Daughter of Egypt
In Daughter of Egypt, Marie Benedict tells the story of two women who defied the expectations of their time: Lady Evelyn Herbert, daughter of Lord Carnarvon, and Hatshepsut, Egypt’s “lost pharaoh” of the 15th century BCE.
Told in alternating parts and timelines, Benedict shifts between Eve and Hatshepsut—women separated by millennia—as they move and act in male-dominated realms. Eve is a well-trained amateur archaeologist in 1919 who has learned from the best: Howard Carter and her wealthy father, whose collection of ancient artifacts at Highclere Castle attest to his expensive addiction. Eve longs to accompany them to Egypt for the next expedition, which Lord Carnarvon insists must be to locate King Tutankhamun’s tomb; but Eve has other ideas, as she and Carter make clandestine plans to also search for the tomb of one of Egypt’s most controversial rulers, Hatshepsut. Eve knows all too well the history of Hatshepsut, a woman who became pharaoh at a chaotic time in ancient Egypt’s history, only to have her name, images, and history virtually erased by the bitter male pharaohs who followed in her wake.

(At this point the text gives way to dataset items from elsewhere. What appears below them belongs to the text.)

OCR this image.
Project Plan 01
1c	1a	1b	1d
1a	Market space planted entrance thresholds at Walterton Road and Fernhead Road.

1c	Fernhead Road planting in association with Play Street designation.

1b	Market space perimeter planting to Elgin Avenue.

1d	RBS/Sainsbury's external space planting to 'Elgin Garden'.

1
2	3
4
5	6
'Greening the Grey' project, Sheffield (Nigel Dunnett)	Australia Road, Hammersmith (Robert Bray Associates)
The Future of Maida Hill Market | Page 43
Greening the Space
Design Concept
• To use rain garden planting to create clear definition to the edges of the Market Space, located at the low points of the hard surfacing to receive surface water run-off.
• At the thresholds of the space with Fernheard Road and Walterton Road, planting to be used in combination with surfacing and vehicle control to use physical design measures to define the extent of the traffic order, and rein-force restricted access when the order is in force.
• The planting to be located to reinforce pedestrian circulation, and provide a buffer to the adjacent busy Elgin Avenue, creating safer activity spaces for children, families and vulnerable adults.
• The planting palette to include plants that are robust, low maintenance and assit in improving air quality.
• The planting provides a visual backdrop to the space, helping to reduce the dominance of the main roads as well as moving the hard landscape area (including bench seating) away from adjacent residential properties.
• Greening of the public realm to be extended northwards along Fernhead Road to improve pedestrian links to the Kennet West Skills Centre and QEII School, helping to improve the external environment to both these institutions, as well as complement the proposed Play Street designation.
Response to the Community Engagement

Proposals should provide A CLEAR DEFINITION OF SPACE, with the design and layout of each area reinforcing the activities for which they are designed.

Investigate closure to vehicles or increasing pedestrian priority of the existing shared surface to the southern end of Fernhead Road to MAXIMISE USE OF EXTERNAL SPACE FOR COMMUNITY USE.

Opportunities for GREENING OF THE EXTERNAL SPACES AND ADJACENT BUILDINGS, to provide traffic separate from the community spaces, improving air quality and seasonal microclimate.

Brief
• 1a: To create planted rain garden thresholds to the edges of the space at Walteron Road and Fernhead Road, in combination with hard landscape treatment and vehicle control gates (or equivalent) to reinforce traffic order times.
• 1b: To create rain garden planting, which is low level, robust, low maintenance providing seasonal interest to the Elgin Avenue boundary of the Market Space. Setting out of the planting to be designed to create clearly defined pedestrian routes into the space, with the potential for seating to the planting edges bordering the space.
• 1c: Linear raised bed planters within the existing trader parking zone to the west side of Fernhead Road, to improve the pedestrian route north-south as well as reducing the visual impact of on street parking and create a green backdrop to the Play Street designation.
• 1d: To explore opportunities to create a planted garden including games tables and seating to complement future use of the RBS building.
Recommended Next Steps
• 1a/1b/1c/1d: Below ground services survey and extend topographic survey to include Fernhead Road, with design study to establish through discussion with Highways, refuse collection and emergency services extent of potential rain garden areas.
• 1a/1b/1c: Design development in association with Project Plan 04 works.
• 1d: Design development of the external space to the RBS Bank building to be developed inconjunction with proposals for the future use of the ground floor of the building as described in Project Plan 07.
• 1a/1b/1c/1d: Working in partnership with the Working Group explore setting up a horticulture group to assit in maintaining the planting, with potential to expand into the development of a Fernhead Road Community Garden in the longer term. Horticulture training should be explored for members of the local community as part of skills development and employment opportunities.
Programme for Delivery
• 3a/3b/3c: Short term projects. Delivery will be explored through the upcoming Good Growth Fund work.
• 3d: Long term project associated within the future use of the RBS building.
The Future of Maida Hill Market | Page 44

Benedict, who writes wonderful and well-researched historical fiction with real people as her subjects, manages to tie together these two distinct eras and characters with her theme of “daughters of Egypt,” while at the same time serving up a larger issue: the provenance of ancient artifacts and the question of who “owns” history. When Carter discovers King Tut’s tomb (much to Eve’s disappointment, Hatshepsut is her goal), a subplot of illegal antiquities dealing to cash in on Egypt’s past adds another intriguing layer to the action.
Blending the best of her research and storytelling skills, Benedict delivers another page-turning adventure in Daughter of Egypt.